At that point the limo rolled up to the red carpet. In those days, the radio host Johnny Grant, the “honorary mayor of Hollywood,” stood there with his microphone to greet the stars. It wasn’t like today with hundreds of reporters and television cameras and photographers. He was the only one. He actually got in the car with you. He was saying, “Miss Raquel Welch, ladies and gentlemen!”—forget me, he had no idea who I was—when Raquel turned to me and whispered through her dazzling movie-star smile, “Could you grab the back of my dress? The clasp just broke. It’s going to fall off.”
Her door swept open, she started to slide out, and I scrambled across the seat right behind her, grabbing the back of her braless pink chiffon dress to keep it from falling off. My knuckles are white. Wow. I’m holding Raquel Welch’s dress together. I’m touching her naked back. Bill Graham later sent me the photo that ran in People, captioned, “Raquel Welch and unnamed escort.”
We marched up the red carpet that way, Raquel sweeping along in front like the great star she was, me trying to look natural coming along right up behind her with my hand on her back. I’m sure people were wondering who the hell that guy was Raquel had brough
t to the ceremony. We made it backstage. I surrendered her to the costume crew, and they sewed her back together. But what a moment. What an introduction.
We started to work together shortly after that, developing her new stage act. Vegas was our goal, but I thought we should try it out before we took it there. I knew the guy who booked the entertainment at the Concord Hotel in New York’s Catskill Mountains; it was the flagship resort of the Borscht Belt. He asked me why he should book Raquel Welch.
“Are you kidding me?” I scoffed. “What would old Jews rather do than slobber over Raquel Welch?”
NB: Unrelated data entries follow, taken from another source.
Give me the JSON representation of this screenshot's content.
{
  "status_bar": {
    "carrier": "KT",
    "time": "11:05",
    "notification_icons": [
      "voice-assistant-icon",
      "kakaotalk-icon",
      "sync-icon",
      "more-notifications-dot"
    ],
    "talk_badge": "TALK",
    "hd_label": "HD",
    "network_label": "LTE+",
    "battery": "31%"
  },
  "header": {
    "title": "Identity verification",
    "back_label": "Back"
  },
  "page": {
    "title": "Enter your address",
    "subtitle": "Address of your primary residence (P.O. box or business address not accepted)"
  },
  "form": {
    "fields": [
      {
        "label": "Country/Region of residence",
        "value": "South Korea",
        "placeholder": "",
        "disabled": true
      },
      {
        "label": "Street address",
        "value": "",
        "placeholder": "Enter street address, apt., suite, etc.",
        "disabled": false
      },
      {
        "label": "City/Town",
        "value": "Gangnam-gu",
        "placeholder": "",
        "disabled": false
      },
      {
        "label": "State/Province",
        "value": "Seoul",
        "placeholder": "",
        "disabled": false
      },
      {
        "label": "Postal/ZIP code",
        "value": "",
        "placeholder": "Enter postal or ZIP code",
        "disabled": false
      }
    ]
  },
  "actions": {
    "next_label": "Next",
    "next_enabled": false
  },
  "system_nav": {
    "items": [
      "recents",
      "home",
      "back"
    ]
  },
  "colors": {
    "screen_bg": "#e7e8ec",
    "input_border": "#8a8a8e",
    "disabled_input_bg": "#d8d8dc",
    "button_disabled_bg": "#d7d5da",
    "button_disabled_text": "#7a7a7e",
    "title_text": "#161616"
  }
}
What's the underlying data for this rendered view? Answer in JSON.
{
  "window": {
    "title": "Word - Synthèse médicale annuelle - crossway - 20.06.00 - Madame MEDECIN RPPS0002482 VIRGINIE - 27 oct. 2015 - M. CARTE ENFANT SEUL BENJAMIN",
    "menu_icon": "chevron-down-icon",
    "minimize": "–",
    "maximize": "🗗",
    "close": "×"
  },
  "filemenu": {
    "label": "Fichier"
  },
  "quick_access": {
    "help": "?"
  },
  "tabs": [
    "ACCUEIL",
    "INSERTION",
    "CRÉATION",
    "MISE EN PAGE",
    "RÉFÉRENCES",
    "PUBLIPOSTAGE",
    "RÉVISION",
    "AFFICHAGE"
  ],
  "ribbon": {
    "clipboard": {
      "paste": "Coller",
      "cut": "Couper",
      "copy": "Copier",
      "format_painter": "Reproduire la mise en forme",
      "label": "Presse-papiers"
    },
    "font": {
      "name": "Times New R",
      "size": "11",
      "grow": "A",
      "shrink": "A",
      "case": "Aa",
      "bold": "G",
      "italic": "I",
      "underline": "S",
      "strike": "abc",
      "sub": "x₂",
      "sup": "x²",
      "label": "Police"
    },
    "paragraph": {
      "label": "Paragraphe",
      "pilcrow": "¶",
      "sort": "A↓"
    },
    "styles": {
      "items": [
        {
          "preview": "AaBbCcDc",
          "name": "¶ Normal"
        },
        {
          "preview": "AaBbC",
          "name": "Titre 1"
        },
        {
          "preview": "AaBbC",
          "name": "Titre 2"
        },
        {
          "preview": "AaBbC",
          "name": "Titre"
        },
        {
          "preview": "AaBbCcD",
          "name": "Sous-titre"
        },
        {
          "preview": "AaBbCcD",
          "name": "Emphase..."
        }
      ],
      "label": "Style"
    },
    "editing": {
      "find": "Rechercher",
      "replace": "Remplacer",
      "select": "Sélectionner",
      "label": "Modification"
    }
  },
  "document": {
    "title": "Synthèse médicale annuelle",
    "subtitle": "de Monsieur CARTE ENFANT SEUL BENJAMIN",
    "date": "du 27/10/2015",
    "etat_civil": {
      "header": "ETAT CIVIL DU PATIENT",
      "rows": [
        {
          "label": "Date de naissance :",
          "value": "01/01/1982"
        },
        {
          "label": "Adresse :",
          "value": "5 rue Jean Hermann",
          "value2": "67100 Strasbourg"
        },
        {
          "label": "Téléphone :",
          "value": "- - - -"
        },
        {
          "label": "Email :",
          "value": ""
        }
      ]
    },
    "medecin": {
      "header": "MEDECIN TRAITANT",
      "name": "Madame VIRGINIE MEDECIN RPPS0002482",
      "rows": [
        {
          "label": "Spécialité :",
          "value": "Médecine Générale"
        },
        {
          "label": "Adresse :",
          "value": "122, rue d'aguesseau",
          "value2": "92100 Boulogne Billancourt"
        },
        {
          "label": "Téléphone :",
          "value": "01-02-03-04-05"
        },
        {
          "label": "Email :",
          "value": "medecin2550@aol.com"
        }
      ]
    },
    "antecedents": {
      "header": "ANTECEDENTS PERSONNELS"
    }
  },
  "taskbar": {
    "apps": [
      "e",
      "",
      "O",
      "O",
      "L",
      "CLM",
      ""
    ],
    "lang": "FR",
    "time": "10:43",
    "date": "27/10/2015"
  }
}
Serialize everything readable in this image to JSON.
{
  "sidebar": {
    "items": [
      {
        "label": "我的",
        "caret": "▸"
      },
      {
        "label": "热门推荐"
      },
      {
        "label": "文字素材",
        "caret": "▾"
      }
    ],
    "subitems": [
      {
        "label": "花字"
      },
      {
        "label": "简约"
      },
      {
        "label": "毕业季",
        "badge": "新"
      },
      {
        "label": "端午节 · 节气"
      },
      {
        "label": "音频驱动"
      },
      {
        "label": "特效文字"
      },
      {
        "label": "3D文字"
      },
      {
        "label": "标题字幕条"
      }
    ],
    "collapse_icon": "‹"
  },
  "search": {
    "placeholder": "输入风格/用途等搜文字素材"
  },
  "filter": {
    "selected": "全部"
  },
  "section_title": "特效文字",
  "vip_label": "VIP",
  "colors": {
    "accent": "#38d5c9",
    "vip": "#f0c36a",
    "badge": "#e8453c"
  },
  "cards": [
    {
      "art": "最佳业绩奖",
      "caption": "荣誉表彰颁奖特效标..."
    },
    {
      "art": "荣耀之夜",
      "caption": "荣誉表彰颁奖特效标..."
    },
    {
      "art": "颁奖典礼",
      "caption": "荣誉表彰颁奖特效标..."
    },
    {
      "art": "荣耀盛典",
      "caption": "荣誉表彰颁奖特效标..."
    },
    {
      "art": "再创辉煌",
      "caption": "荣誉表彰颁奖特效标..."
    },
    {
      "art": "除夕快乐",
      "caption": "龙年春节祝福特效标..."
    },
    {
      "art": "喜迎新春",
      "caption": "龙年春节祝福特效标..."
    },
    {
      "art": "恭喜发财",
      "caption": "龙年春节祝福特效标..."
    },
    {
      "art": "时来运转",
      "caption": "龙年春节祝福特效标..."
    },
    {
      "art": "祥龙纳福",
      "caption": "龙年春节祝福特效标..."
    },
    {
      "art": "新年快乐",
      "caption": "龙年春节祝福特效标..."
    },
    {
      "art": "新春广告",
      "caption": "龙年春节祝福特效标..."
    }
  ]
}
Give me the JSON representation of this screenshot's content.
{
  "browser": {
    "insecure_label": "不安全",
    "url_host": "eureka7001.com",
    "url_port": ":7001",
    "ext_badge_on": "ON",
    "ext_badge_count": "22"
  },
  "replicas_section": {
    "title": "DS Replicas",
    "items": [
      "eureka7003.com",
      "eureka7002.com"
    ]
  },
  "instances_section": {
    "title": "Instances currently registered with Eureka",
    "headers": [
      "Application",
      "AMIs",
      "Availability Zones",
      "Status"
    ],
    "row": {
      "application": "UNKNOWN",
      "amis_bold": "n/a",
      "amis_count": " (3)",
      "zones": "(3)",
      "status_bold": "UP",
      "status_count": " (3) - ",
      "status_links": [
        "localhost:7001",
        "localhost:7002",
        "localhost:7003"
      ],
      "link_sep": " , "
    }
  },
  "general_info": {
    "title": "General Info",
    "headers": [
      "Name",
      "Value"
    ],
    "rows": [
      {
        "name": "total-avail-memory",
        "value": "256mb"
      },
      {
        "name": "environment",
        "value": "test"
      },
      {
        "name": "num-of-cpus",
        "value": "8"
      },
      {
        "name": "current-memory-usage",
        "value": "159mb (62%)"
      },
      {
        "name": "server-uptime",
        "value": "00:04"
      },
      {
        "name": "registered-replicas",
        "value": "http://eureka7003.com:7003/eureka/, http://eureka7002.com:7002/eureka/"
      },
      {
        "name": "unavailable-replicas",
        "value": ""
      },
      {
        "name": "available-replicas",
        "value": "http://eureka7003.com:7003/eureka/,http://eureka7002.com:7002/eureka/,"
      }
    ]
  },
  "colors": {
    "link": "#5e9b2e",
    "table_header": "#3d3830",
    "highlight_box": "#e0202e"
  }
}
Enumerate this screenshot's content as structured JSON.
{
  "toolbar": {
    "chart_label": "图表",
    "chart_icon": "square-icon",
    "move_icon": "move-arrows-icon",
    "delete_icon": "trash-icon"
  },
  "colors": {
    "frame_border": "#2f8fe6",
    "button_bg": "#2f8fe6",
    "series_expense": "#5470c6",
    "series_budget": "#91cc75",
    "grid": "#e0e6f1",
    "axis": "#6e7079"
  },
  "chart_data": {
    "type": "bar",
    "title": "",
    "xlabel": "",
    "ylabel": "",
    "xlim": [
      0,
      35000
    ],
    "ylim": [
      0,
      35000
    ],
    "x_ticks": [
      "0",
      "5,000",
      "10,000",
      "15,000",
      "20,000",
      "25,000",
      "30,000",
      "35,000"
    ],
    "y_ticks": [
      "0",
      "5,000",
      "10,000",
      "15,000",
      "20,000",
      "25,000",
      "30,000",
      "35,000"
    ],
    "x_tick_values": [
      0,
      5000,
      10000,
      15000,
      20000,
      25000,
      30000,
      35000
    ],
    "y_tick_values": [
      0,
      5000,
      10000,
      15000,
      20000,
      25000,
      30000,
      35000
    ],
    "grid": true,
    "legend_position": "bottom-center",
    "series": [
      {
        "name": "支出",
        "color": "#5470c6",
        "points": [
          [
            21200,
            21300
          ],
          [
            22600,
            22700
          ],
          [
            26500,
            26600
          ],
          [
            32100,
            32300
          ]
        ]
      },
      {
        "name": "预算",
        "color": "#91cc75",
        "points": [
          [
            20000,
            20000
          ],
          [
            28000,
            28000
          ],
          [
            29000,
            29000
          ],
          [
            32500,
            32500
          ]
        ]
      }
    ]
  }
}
He laughed and said, “Okay, you got it.”
I had forgotten one ridiculous tradition at the Concord: the audience didn’t applaud, but banged these big wooden clackers instead. It was loud and obnoxious, and Raquel did not appreciate it.
At John Ascuaga’s Nugget Casino in Reno, Nevada, her second gig, a pair of elephants, Bertha and Angel, always opened the show. They did a whole “showgirl” routine and were a famous draw. Just before Raquel was to go on, she watched from the wings as one of them took a big dump onstage. I don’t need to tell you she was pretty upset at having to follow that act. I never again made the mistake of not knowing in advance everything there was to know about a venue—especially anything that could upset or distract my artist.
After that I helped negotiate a long-term contract at Caesars Palace in Vegas, and things went smoothly. The audiences loved her show. She rehearsed seriously and was very successful.
I knew TV would be key in breaking this new Raquel. People seeing this beautiful, sexy woman singing and dancing on TV would want to come see her live. So how to get her on TV? HBO had been launched in the early 1970s, and Michael Fuchs, who ran it now, was a good friend. I kept trying to get him to do music specials featuring my artists, and he kept saying that the only programming that seemed to work on pay cable was pornography. HBO was a family channel, so he couldn’t do porn, but he didn’t think music was the answer.